I am also experiencing issues with Bayes factor and lfc in the latest version and posted about this yesterday (Problems with Bayes factors and LFC changes using model.differential_expression()). Hoping we can get an update to fix rather than rollback, but you should also be able to do that

Let me get back tomorrow with the kwargs for DE to fully reproduce the old results. Those are still an option. To figure better guidelines, could you also post the other columns of the DE table, especially mean expression in scVI and top20 genes in the old and new scVI version.

Changes are: Change mode is now the default (I don’t think this is the issue here), pseudocounts added before LFC computation are much larger (this was a typo in the function percentile instead of quantile but maybe they are to large now likely the issue for IL21 above), beforehand p-value was counted for down- and upregulated together (this is quite confusing as a highly varying signal was reported as significant and the report was about up- or downregulation).

All of these are still options (where the old two-way is hard to justify in my opinion).

Thanks for looking into this! I have attached the full DE result dataframe for the top 20 genes using the old scvi version and the new.




You can manually set the pseudocount to 1e-7 and some of the genes should be there again. It’s biased towards highly expressed now.
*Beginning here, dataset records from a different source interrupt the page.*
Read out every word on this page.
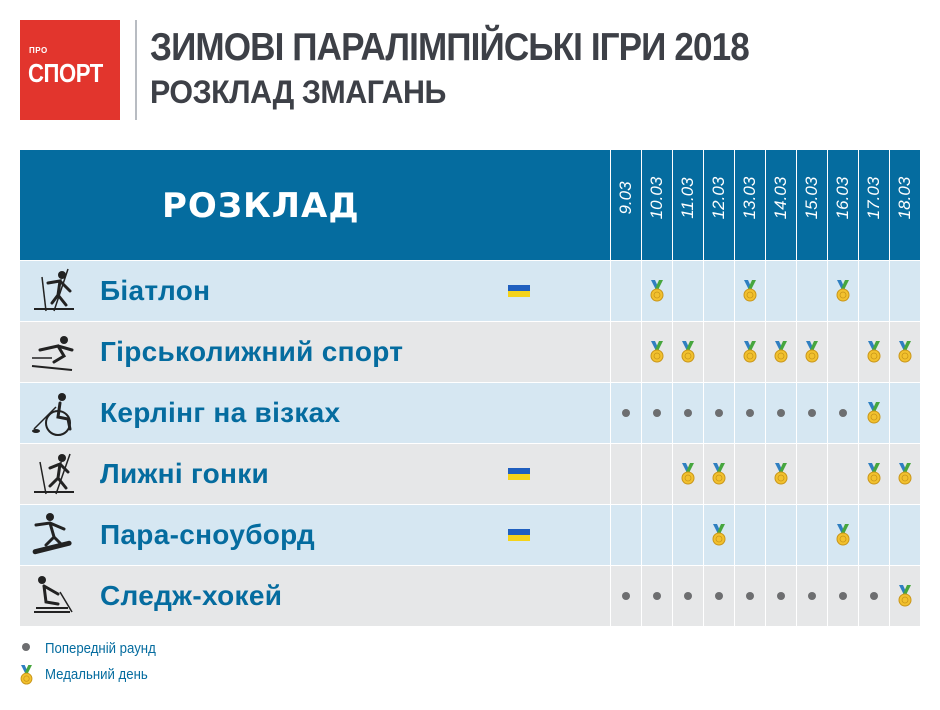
ПРО
СПОРТ
ЗИМОВІ ПАРАЛІМПІЙСЬКІ ІГРИ 2018
РОЗКЛАД ЗМАГАНЬ
РОЗКЛАД	9.03 10.03 11.03 12.03 13.03 14.03 15.03 16.03 17.03 18.03
Біатлон
Гірськолижний спорт
Керлінг на візках
Лижні гонки
Пара-сноуборд
Следж-хокей
Попередній раунд
Медальний день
I should rethink whether this bug (0.9 percentile instead of quantile) was to much to fix and we actually need a lower quantile.
Genes like PRG4 in the previous version were actually not really expressed but reported by the DE function.

Thanks for this suggestion. I wanted to report the results after manually setting pseudocounts=1e-7. The gene list now contains most of the same genes as the original DE test (scvi version 1.1.2). The bayes factors are just slightly lower. Attached are the new top 20 results for the Tfh cell type.